All tissues are sensitive to hypoperfusion and the resulting lack of oxygen, ischemia. Prolonged ischemia will result in cellular damage. The magnitude of the injury and the potential for tissue rescue depends upon the degree and duration of the ischemia. With long ischemic periods, cellular death occurs (infarction) and under these conditions the injury is irreversible. On the other hand, dying cells or cells targeted for cell death may be rescued by drug treatment, if applied in a timely fashion.
Major ischemic events of therapeutic concern include, but are not limited to, heart attacks and stroke. In man, stroke accounts for 10% of all premature deaths, and of those that survive the insult, 50% are left severely disabled. Only a small fraction, 10%, of patients actually recover full function.
Over 1,500,000 Americans suffer from myocardial infarctions each year. About half of these do not survive to reach the hospital. However, with the acceptance of thrombolytic therapy such as streptokinase or tissue plasminogen activator (TPA), the one month survival rate for patients who do reach the hospital is as high as 93.6% (Werns, S. W. Textbook of Interventional Cardiology, ed. Topol, E. J. WB Saunders: 1994, pp142-153).
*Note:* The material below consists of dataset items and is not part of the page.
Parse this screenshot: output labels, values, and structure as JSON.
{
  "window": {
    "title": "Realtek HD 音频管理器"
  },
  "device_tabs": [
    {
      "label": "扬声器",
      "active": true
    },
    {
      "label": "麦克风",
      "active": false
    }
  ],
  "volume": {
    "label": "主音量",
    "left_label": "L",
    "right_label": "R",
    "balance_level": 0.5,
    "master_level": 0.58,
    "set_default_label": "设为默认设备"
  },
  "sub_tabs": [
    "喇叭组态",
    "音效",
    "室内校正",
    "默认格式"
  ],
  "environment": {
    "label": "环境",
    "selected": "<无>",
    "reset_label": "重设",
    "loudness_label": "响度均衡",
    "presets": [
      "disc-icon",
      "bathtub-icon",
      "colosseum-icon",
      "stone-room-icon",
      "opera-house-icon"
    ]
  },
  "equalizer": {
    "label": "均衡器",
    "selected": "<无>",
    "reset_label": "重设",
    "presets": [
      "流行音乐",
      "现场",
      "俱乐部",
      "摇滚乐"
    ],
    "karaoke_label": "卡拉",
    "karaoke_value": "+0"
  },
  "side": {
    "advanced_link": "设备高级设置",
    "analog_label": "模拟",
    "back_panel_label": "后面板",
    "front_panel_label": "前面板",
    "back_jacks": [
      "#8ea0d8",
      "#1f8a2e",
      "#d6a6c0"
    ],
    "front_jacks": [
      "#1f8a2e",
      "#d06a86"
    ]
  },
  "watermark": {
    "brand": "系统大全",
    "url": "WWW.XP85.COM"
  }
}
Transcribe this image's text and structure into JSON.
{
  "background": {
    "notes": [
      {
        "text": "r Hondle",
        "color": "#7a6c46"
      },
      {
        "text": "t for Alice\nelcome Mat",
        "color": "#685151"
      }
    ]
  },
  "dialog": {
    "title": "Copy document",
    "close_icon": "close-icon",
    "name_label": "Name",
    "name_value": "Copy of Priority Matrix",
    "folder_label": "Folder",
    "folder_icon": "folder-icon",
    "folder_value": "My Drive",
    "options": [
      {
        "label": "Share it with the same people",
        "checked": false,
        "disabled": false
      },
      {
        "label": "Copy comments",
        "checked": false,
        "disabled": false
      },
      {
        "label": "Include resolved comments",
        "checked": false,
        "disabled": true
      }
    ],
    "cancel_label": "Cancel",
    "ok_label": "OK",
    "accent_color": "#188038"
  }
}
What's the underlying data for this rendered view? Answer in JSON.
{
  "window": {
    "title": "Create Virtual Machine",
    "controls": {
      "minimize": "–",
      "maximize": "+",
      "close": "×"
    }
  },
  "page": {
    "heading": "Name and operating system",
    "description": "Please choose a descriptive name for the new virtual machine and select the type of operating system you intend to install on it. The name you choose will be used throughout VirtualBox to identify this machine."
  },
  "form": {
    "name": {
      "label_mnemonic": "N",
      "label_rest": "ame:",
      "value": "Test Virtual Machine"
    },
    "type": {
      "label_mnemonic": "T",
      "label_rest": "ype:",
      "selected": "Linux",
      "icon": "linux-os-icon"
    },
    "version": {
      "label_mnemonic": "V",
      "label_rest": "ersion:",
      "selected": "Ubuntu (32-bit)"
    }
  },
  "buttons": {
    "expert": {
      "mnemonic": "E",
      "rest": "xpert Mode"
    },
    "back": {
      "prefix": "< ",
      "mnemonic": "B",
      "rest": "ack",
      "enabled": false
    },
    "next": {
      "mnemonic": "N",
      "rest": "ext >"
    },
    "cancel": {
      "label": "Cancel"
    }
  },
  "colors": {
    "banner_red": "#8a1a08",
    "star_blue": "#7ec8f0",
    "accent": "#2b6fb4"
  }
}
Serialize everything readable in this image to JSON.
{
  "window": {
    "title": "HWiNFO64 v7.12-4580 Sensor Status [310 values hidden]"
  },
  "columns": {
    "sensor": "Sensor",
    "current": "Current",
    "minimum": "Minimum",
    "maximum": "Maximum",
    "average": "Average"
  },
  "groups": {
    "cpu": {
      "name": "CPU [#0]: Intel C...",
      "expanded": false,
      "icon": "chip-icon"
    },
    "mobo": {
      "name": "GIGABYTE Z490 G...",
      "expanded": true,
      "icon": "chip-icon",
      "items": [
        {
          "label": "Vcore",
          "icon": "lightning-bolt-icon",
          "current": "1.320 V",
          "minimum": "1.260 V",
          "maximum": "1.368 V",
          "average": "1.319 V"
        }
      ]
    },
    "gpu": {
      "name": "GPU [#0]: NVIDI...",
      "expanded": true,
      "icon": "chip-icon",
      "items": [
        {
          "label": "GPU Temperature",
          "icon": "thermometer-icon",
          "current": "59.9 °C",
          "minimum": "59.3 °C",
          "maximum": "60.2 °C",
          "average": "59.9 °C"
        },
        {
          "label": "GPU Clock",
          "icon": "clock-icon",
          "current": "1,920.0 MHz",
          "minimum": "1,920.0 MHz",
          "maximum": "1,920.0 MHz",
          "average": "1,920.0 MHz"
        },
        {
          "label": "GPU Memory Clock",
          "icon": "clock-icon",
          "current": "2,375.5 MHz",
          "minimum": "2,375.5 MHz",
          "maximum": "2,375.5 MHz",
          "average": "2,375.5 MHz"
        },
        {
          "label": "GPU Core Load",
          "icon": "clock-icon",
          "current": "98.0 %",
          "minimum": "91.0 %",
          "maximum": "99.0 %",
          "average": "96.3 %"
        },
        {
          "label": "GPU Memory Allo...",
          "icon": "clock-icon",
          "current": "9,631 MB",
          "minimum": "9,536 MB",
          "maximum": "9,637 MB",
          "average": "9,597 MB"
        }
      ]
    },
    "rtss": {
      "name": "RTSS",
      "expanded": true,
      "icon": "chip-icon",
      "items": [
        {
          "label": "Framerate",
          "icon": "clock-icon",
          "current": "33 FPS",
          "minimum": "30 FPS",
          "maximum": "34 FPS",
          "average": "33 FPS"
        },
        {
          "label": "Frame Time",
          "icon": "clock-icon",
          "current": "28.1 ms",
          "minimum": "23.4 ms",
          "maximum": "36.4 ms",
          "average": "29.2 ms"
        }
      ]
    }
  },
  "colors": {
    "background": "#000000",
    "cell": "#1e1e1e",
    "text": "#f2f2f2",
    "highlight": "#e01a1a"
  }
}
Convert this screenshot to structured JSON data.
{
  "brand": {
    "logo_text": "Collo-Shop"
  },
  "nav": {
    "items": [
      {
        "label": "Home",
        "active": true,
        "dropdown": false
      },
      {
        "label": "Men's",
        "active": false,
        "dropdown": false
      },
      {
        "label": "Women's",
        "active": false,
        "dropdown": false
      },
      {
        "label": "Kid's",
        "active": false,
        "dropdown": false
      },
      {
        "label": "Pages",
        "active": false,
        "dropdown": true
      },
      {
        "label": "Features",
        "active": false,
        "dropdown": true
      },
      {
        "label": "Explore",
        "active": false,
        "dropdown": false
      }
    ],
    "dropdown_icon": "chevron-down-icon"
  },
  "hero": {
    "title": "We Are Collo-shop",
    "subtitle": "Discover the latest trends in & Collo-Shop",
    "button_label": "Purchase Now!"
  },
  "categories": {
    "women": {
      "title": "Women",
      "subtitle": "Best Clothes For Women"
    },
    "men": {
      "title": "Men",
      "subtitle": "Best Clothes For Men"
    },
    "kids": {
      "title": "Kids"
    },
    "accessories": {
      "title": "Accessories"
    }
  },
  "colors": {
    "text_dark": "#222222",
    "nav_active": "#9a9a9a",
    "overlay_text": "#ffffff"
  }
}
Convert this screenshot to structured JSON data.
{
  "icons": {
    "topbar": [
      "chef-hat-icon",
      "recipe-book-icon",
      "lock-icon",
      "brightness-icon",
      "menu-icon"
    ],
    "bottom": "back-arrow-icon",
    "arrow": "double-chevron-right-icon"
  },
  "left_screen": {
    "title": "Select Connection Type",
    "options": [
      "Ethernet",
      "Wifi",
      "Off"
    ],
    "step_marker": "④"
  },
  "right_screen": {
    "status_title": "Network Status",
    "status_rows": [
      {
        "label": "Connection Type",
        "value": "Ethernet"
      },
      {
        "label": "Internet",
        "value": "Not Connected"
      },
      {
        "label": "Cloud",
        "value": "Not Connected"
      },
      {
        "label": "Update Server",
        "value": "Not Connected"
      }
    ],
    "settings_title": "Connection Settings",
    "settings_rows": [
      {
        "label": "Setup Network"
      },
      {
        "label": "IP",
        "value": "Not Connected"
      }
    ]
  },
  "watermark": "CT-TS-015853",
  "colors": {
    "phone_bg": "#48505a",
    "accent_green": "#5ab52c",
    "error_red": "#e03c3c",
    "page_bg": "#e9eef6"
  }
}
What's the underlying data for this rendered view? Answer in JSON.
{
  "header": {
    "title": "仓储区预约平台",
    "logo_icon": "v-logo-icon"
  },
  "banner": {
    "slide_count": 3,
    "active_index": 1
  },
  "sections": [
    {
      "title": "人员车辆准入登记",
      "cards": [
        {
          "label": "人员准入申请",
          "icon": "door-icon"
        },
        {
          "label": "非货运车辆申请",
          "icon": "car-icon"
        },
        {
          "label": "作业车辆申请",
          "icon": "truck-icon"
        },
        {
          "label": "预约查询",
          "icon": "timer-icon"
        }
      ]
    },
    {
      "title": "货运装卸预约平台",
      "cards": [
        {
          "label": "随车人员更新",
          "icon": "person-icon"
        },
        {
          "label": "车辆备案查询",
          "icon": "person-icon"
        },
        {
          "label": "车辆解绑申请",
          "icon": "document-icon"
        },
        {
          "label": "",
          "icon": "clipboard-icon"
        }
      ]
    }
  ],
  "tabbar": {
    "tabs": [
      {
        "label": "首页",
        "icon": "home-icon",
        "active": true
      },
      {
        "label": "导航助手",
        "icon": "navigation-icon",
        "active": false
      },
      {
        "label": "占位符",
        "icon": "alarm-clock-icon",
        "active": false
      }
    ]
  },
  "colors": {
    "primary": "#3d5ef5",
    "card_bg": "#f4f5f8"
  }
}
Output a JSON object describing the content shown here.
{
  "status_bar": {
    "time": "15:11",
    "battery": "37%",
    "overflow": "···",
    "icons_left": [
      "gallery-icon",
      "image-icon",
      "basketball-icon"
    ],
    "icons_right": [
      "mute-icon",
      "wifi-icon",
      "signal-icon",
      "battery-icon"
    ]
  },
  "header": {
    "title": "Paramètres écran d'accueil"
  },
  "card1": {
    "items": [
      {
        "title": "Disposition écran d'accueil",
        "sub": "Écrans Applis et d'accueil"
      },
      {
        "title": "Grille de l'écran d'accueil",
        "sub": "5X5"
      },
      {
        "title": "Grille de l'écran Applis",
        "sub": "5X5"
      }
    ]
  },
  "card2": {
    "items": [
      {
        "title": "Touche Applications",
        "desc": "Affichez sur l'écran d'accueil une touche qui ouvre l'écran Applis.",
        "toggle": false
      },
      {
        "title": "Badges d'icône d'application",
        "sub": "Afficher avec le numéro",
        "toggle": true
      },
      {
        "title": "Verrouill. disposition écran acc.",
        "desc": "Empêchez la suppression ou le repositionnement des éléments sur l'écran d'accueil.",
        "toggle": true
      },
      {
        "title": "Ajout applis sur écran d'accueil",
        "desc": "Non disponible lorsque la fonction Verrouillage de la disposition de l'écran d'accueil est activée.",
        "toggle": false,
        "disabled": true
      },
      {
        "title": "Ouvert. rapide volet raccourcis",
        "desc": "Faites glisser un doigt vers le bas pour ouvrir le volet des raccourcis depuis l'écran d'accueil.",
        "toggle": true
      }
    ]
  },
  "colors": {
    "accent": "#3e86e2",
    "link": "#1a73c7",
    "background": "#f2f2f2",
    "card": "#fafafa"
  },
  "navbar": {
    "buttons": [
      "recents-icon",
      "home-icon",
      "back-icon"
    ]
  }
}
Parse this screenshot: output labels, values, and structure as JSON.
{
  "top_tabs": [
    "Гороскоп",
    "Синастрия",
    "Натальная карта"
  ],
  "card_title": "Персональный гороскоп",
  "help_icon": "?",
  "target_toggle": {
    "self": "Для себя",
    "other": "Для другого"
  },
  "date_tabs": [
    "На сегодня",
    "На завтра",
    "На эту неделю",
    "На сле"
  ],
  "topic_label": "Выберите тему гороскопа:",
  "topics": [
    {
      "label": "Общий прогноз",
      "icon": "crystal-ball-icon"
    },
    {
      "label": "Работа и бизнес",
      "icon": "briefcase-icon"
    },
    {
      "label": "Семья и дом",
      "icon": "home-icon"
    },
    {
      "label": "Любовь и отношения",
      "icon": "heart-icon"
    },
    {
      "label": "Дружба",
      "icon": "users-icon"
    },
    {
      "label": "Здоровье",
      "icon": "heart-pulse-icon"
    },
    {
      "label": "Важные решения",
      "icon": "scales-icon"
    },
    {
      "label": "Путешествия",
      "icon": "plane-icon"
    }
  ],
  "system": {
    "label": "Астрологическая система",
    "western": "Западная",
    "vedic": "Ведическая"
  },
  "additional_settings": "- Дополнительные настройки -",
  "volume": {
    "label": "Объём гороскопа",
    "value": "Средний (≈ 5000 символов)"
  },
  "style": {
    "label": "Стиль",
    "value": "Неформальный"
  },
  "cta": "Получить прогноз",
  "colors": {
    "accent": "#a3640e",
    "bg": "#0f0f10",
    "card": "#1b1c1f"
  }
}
By lysing the clot early in the course of infarct, ischemic muscle and tissue can be salvaged. However, reperfusion in and of itself leads to tissue damage.
Reperfusion injury may occur as a result of one or more of the following events: cellular acidosis leading to calcium overload; increased intracellular osmotic loads of catabolites leading to cell swelling; free radicals from neutrophils and other inflammatory cells.
Neutrophils are seen in reperfused myocardium shortly after reperfusion. Monocytes/macrophages appear within 24 to 48 hours. Neutrophil infiltration is three to five fold greater in reperfused myocardium than in ischemic myocardium, is initiated by adhesion to endothelial cells, and occurs within 10 minutes of reperfusion. Neutrophils in and of themselves may become trapped in capillaries and impede reperfusion. Intravascular neutrophils may block up to 27% of the capillaries, and have been shown to be related to decreased regional blood flow (Forman et al., Acute Myocardial Infarction, eds. Gersh et al. Elsevier: 1991, pp 347-370). This can result in the "no-reflow" phenomenon, where blood flow continues to decrease after reperfusion.
It is known that neutrophils must first adhere themselves to the endothelial cell wall through the interactions with adhesion molecules. Once attached to the vessel cell wall, the neutrophils then force themselves between adjacent endothelial cells and move into the brain tissue, where they release cytotoxic cytokines. The expression of such adhesion molecules is increased following cell damage including ischemia. In addition, endothelial cell walls become more permeable to infiltrating cells due to the release of nitric oxide (NO). Agents that inhibit the movement (diapedesis) of neutrophils from surrounding blood vessels into the damaged tissue may thus be of value in allowing dying cells time to recover from the ischemic insult.
There is a need in the art for effective therapies to prevent or reduce the consequences of ischemia.